# Analysis of the impact of shipping mode on revenue & cost (MLE)

Objective: estimate the impact of `Ship Mode` on revenue (`Sales`) and cost (estimate `Cost = Sales - Profit`) using Maximum Likelihood model (OLS ~ normal distribution).

Using control variables for region (`Region`) and product category (`Category`) to adjust for demand variance.

In [None]:
import statsmodels.formula.api as smf
import pandas as pd
import numpy as np
from pathlib import Path

PATH = "/Users/locseo/Desktop/Master DS/IT5425E_Data management & Visualization/Project/[DATASET C] Retail Supply Chain Sales Analysis/[C] Retail-Supply-Chain-Sales-Analysis.xlsx"
DATA_PATH = Path(PATH)
ORDERS_SHEET = 'Retails Order Full Dataset'

orders = pd.read_excel(DATA_PATH, sheet_name=ORDERS_SHEET)
orders.head()


### Preprocessing
- Keep rows with valid `Ship Mode`, `Sales`, `Profit`
- Calculate `Cost = Sales - Profit`
- Log1p to reduce skew
- Set columns to categories for model convenience

In [None]:
orders_clean = orders.dropna(subset=['Ship Mode', 'Sales', 'Profit', 'Region', 'Category']).copy()

# Pricing (estimation): Sales - Profit
orders_clean['Cost'] = orders_clean['Sales'] - orders_clean['Profit']

# Normalize column names
orders_clean['ship_mode'] = orders_clean['Ship Mode'].astype('category')
orders_clean['region'] = orders_clean['Region'].astype('category')
orders_clean['category'] = orders_clean['Category'].astype('category')

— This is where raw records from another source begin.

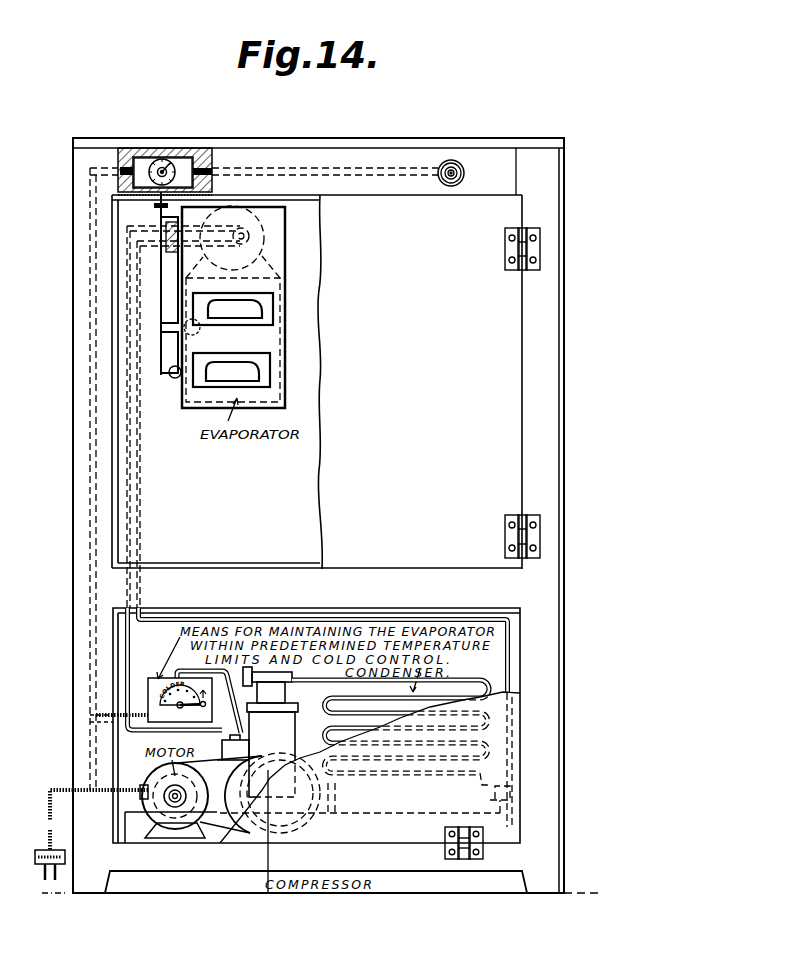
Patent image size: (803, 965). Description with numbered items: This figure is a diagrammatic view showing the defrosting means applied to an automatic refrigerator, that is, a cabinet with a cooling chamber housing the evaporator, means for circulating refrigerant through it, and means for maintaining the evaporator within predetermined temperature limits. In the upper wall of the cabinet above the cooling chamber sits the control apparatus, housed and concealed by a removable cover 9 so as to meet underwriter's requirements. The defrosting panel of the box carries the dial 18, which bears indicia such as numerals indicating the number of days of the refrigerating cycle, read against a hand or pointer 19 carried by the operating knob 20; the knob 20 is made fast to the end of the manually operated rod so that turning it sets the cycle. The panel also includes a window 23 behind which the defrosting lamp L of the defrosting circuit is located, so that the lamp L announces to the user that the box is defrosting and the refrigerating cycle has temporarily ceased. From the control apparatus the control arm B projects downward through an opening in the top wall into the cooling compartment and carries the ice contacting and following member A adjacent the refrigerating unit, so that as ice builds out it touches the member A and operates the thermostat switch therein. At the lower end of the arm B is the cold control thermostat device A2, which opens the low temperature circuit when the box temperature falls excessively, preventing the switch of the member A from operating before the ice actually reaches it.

The cover 9 is at (140, 177).
The dial 18 is at (147, 165).
The hand or pointer 19 is at (183, 162).
The operating knob 20 is at (163, 170).
The window 23 is at (453, 163).
The defrosting lamp L is at (445, 183).
The control arm B is at (163, 282).
The ice contacting and following member A is at (200, 331).
The cold control thermostat device A2 is at (175, 379).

# Log-transform to stabilize variance
orders_clean['log_sales'] = np.log1p(orders_clean['Sales'])
orders_clean['log_cost'] = np.log1p(orders_clean['Cost'].clip(lower=0))

orders_clean[['ship_mode', 'region', 'category', 'Sales', 'Profit', 'Cost']].head()


### MLE model (OLS ~ Gaussian)
Estimation:
- Uncontrolled: `log_sales ~ C(ship_mode)` and `log_cost ~ C(ship_mode)`
- Controlled: `log_sales ~ C(ship_mode) + C(region) + C(category)` and similarly for `log_cost`
`C(...)` automatically creates a dummy variable, defaults to the reference group taken from the category order (usually the first value in alphabetical order).

In [None]:
# Uncontrolled model
model_sales = smf.ols('log_sales ~ C(ship_mode)', data=orders_clean).fit()
model_cost = smf.ols('log_cost ~ C(ship_mode)', data=orders_clean).fit()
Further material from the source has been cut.